The last lines of Linda Gregg’s poem “The Girl I Call Alma” read:
Tell me we are one
and that it’s the others who scar me,
not you.
But the first edition of the book, which I have, has a typo. Those lines read:
Tell me we are one
and that it’s the others who scare me,
not you.
For years, I thought the poem with the typo was the correct version. It resonates with me because of my trauma history. Being scared. Being scared. And wanting the person who’s scaring me not to be the person who’s scaring me. Father, mother, like the parents in Sharon Olds’ poem “Satan Says.” Like that. And more. And others. And this always-fear like the fear Hannah Gadsby talks about, only it’s not just a fear of rooms full of men. It’s people. People do such harm. They are terrifying. Maybe Jon’s right. Maybe I shouldn’t write poetry because poetry puts me in the world, and that’s hard for him because it’s hard for me. And he doesn’t like it. And I’m not scared of him, at least there’s that.
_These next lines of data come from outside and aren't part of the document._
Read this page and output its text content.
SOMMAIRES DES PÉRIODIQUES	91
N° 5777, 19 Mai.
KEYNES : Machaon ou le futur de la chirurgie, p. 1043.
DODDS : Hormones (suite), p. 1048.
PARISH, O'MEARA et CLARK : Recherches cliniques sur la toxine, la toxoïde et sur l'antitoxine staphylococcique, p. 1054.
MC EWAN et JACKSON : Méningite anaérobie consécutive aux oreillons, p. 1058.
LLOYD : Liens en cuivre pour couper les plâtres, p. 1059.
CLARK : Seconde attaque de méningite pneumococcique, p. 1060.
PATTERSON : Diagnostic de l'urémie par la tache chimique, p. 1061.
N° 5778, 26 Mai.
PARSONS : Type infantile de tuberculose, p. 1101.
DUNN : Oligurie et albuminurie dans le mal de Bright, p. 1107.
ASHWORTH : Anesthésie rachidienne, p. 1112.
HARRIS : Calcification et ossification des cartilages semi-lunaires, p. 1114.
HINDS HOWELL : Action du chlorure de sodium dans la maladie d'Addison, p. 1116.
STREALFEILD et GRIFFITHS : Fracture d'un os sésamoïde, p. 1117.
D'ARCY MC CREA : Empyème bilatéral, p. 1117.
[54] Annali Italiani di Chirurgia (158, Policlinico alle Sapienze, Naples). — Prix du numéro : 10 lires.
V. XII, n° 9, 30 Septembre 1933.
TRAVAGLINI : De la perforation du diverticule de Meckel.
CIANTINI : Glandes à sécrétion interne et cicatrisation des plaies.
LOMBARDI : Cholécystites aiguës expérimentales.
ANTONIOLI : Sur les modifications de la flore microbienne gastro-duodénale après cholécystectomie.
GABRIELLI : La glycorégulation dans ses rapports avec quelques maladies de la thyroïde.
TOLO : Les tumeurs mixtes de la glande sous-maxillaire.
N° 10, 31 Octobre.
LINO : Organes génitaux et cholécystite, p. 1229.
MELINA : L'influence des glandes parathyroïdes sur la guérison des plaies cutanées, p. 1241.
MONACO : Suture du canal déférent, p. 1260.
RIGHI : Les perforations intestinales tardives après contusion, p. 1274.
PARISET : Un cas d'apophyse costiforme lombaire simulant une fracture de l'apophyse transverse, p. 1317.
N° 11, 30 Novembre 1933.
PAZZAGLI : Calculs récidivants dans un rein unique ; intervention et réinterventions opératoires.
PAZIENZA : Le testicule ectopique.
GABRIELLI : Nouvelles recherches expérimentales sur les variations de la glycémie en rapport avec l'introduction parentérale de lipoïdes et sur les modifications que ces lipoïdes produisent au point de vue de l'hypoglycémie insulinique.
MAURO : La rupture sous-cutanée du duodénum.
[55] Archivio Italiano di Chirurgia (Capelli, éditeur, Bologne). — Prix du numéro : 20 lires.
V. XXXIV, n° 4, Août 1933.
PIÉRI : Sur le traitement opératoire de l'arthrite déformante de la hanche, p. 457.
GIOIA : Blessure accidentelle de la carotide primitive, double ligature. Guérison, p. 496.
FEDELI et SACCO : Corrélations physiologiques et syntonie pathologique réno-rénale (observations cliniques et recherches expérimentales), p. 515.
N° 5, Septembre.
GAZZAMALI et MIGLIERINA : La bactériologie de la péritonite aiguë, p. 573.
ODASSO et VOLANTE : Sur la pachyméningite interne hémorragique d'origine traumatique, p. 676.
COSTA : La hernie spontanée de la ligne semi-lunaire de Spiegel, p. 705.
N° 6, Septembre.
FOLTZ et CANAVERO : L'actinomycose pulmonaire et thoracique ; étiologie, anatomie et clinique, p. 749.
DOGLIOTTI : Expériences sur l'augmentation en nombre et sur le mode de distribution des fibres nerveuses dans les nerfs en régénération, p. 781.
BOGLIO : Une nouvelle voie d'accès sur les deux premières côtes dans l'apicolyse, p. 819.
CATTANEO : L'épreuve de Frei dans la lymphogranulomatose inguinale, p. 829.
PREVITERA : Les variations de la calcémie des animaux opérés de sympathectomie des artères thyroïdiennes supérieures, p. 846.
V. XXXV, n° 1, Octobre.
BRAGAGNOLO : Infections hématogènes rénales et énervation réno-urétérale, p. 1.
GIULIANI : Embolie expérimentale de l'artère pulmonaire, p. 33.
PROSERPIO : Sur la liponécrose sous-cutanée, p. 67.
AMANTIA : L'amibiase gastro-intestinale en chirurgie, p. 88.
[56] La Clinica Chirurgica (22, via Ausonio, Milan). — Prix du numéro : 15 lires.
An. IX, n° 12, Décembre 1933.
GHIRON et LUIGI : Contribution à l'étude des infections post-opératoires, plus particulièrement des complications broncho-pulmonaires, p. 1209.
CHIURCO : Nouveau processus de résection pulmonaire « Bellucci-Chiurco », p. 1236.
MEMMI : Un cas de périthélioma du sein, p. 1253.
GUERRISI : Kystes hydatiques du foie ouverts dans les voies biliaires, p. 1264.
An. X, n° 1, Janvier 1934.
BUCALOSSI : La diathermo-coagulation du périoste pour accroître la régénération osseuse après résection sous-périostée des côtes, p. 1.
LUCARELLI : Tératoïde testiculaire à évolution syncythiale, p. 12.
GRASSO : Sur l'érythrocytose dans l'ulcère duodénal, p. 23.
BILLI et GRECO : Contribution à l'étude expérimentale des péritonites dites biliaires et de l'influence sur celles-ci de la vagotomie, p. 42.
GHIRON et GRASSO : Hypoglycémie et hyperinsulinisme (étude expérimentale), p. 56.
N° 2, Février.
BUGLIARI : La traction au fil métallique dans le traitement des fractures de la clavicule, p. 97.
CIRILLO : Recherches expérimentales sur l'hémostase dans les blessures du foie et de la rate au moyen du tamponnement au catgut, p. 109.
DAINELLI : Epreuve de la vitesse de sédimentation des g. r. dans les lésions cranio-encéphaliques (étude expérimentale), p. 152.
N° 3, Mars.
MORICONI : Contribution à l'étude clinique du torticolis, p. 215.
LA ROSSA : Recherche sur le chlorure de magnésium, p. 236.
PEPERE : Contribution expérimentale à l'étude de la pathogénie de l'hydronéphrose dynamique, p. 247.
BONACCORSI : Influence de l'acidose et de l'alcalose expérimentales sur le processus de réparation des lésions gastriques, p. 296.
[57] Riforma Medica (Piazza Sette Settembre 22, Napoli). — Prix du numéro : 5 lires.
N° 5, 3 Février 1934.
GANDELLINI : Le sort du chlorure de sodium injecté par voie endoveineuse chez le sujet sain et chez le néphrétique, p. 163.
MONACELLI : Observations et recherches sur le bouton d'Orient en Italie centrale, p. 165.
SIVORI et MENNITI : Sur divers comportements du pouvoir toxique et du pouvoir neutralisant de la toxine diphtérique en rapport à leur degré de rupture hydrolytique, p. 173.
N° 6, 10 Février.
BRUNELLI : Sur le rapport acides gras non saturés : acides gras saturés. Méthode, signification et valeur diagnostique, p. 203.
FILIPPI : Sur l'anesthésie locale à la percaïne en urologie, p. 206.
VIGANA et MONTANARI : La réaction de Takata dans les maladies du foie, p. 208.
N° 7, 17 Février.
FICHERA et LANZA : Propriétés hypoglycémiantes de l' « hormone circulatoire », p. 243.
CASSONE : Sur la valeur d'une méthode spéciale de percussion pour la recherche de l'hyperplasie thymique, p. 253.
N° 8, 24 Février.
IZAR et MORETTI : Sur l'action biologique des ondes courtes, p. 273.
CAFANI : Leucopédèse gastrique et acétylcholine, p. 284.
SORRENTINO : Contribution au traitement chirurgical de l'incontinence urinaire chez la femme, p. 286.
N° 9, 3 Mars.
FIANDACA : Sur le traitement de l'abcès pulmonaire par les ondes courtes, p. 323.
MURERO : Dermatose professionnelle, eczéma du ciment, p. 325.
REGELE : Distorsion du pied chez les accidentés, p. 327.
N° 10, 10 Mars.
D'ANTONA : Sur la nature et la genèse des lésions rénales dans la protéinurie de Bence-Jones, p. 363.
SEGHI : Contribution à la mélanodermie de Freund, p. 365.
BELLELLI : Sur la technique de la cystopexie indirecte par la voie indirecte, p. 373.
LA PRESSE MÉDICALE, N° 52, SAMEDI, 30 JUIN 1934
But I’d rather face my fears than hide from the world even if the latter makes him happier or “us” happier, as he says.
Scare. Scar. I’d rather be scared than scarred. Both work. Both versions of the poem work. I’m probably scared and scarred. At least I no longer think I’m a monster or the devil, both of which I was pretty certain of a couple of years ago. Because I am of my father. Of him. Of that. I was always his. And he was a monster, a devil.